For casual users, the feature will probably feel overkill. And companies with strict compliance rules will want to vet the offering — even with SOC 2/GDPR claims — because the assistant accesses private communications and calendars.
The competition — not the first, not the last
Perplexity isn’t the only company racing to make inboxes obedient. OpenAI, Google, and others have layered generative features into productivity suites and experimented with “operator”-style agents that can take actions for you. That competition is exactly why Perplexity’s Max tier and its Comet browser experiments matter: vendors are trying to lock in workflows where an assistant becomes a hub for doing, not just answering. Perplexity’s offering is differentiated by how tightly it ties that functionality to a chat/search engine and by the way it leverages its earlier Comet assistant work.

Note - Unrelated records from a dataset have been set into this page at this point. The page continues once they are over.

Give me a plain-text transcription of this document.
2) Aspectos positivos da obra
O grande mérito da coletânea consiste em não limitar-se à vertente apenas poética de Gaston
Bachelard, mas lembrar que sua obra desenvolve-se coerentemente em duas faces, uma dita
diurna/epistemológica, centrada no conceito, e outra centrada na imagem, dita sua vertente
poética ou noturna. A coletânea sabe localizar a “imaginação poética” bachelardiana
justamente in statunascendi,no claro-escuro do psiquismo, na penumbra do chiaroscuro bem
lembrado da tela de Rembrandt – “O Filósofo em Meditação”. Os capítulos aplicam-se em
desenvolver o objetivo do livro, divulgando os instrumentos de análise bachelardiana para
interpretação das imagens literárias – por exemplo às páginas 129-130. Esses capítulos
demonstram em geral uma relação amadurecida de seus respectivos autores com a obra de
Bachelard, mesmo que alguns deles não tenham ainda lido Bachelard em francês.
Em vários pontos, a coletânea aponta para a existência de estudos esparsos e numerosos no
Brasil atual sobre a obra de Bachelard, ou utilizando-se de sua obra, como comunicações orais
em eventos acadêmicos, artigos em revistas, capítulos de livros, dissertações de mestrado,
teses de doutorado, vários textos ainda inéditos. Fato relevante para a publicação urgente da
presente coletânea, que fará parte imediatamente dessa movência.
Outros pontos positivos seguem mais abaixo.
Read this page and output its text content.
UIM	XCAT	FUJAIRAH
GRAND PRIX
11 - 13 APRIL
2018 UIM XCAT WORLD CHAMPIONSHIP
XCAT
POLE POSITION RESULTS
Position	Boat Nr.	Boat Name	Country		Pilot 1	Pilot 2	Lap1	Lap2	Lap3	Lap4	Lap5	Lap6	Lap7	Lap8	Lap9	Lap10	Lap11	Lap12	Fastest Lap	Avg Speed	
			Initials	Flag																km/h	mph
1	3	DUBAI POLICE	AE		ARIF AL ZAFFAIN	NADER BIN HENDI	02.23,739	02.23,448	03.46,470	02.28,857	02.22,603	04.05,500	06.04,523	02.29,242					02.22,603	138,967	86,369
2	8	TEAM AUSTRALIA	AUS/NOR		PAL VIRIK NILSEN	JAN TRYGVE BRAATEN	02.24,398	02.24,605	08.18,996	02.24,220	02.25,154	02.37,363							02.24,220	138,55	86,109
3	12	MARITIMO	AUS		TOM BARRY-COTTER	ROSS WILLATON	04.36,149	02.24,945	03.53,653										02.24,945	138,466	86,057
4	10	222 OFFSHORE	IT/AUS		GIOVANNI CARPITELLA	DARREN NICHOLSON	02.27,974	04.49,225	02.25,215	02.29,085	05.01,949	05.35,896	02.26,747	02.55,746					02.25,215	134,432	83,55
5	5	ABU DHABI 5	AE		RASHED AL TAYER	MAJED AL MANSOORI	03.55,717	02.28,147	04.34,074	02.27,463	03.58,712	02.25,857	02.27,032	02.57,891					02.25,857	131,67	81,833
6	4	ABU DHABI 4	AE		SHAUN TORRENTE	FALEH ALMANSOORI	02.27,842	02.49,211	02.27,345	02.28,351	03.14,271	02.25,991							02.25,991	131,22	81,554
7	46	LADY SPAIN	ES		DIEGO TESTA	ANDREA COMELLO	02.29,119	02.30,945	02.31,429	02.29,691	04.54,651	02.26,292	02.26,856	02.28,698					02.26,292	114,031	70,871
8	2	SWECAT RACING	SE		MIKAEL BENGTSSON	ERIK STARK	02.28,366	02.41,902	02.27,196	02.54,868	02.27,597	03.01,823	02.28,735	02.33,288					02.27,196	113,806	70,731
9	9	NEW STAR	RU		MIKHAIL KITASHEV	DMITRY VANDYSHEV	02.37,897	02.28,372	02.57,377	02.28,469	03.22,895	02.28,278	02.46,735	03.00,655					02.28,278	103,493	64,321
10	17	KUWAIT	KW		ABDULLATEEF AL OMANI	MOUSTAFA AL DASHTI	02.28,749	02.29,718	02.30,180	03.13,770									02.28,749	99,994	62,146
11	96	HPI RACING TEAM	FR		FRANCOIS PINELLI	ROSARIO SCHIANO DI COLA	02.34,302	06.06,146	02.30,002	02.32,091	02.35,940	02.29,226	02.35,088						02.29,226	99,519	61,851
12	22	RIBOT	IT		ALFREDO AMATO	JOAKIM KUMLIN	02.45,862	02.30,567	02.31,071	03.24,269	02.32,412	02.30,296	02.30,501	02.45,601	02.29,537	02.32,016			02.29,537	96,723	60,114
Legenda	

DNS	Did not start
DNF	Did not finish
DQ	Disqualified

First impressions and the hard part: user trust
Automating email is one of those productivity fantasies that feels simultaneously inevitable and delicate. Done well, it saves hours a week and frees you to focus on decisions instead of coordination. Done badly, it sends the wrong message in a thread, mis-schedules a meeting, or leaks a snippet of context that was meant for a different audience.
Perplexity appears to be trying to thread that needle: human-editable drafts, visible labels, calendar-awareness, and the capability to query your inbox conversationally. But the price and the scope mean real-world adoption will likely be slow and deliberate: early adopters, then teams, then — if enterprise controls follow — larger deployments.
Bottom line
Perplexity’s Email Assistant is a tidy, believable step toward inbox automation: Gmail and Outlook integration, on-the-record privacy promises, and an easy setup path for Max subscribers. But it’s also a product that asks a lot of its users for a lot of money. If you’re knee-deep in email and willing to bet $200 a month on saved time (or on generating a more consistent, professional tone), it’s worth a look. If you’re cautious about privacy, or you don’t use Gmail/Outlook, it’s a wait-and-see moment.